Daniel Lurie is getting budget-rolled by his own bureaucrats
How can so many departments reject the mayor's demand for budget cuts? It's all part of the typical City Family playbook.
Editor-at-large
The San Francisco Standard
Published Mar. 10, 2025 • 6:00am
San Francisco Mayor Daniel Lurie has lost the first round in a cost-cutting bout with his own government. It’s a battle he literally can’t lose — the city’s charter requires a balanced budget — but how he gets there will determine his effectiveness as mayor.

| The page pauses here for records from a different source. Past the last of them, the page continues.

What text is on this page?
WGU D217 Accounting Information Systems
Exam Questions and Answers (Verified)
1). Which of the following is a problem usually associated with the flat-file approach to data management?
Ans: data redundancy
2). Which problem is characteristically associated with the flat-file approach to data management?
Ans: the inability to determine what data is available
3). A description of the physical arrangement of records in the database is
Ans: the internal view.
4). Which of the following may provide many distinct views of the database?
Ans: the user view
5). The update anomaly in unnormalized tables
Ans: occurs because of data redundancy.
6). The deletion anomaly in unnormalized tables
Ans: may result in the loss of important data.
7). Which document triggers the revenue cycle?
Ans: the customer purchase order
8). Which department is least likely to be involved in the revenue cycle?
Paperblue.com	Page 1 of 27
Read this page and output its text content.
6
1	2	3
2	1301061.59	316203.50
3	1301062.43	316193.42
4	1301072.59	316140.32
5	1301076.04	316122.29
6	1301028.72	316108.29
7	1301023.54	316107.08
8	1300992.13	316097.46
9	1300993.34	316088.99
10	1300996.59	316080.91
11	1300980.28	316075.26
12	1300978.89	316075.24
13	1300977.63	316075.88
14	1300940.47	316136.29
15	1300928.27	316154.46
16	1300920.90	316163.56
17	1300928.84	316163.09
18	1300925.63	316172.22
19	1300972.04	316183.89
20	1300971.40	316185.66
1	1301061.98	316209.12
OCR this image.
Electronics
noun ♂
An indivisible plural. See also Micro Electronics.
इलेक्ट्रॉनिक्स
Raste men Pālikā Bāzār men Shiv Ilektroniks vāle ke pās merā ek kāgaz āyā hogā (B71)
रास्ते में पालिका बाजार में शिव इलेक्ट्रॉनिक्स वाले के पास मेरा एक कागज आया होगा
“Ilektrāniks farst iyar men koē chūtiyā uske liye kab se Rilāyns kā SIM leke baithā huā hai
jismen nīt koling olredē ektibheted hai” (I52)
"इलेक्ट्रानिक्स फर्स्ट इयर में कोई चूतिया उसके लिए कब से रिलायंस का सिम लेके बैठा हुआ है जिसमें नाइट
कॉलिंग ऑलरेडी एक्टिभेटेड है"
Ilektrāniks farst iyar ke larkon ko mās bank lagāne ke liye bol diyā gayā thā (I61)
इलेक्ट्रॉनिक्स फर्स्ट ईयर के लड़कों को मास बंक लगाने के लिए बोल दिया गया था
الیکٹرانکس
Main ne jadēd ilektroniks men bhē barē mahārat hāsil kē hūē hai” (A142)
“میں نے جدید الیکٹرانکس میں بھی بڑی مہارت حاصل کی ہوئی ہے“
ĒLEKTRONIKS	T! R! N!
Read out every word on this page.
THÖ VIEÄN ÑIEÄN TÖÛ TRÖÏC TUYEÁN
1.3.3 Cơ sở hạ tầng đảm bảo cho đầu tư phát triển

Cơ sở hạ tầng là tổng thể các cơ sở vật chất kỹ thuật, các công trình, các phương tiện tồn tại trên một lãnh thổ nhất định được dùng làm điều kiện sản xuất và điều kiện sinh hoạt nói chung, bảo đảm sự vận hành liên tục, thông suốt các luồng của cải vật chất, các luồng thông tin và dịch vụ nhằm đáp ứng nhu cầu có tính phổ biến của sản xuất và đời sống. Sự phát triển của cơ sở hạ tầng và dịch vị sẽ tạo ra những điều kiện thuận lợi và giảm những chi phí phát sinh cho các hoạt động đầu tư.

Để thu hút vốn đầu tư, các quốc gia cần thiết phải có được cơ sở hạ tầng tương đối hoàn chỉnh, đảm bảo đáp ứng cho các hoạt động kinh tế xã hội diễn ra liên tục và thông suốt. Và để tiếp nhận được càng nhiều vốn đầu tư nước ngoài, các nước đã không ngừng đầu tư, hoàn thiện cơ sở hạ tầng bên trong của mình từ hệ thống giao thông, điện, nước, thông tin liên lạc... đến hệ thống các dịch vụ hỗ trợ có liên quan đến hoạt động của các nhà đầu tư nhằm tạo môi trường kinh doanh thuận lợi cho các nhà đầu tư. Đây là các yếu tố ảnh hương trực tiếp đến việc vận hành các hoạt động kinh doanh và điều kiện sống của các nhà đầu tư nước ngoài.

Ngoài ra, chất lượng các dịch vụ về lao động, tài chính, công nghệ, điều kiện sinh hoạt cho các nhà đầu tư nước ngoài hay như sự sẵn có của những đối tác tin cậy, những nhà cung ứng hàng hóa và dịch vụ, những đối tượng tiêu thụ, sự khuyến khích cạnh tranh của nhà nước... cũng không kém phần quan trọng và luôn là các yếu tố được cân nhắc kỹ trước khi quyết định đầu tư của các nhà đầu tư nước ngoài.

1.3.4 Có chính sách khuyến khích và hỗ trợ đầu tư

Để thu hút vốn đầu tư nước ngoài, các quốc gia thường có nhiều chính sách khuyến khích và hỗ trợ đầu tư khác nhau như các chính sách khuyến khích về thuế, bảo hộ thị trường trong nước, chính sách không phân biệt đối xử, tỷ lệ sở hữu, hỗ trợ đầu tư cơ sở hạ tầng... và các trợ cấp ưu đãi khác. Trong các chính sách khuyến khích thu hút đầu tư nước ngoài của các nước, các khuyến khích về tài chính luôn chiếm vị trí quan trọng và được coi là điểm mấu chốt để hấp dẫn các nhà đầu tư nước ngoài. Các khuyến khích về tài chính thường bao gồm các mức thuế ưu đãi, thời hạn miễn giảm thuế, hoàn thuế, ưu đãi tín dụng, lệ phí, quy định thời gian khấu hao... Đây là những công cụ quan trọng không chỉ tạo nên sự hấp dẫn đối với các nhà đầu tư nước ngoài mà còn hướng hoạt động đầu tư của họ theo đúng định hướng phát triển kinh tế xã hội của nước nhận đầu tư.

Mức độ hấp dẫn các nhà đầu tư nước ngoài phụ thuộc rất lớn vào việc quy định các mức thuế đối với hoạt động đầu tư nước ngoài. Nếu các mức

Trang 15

Since his campaign last year, the neophyte politician has been saying that tough cuts were needed. In an otherwise cheerful inaugural address Jan. 8, he told supporters that the “largest budget deficit in the history of our city … requires us to make some painful decisions.” And in mid-February, when the city controller issued a report detailing the $840 million, two-year gap between projected spending and revenue, the mayor’s response hit familiar notes. Rightsizing the city’s finances “will require some extremely tough decisions,” he said, “but I know we are up to the challenge.”
So far, there is ample evidence that the City Family — the collection of entrenched bureaucrats who operate the vast and expensive municipal machinery — is failing to rise to the occasion. Worse, beyond a few banal and increasingly rote admonitions, Lurie hasn’t offered specific direction on what cuts are needed.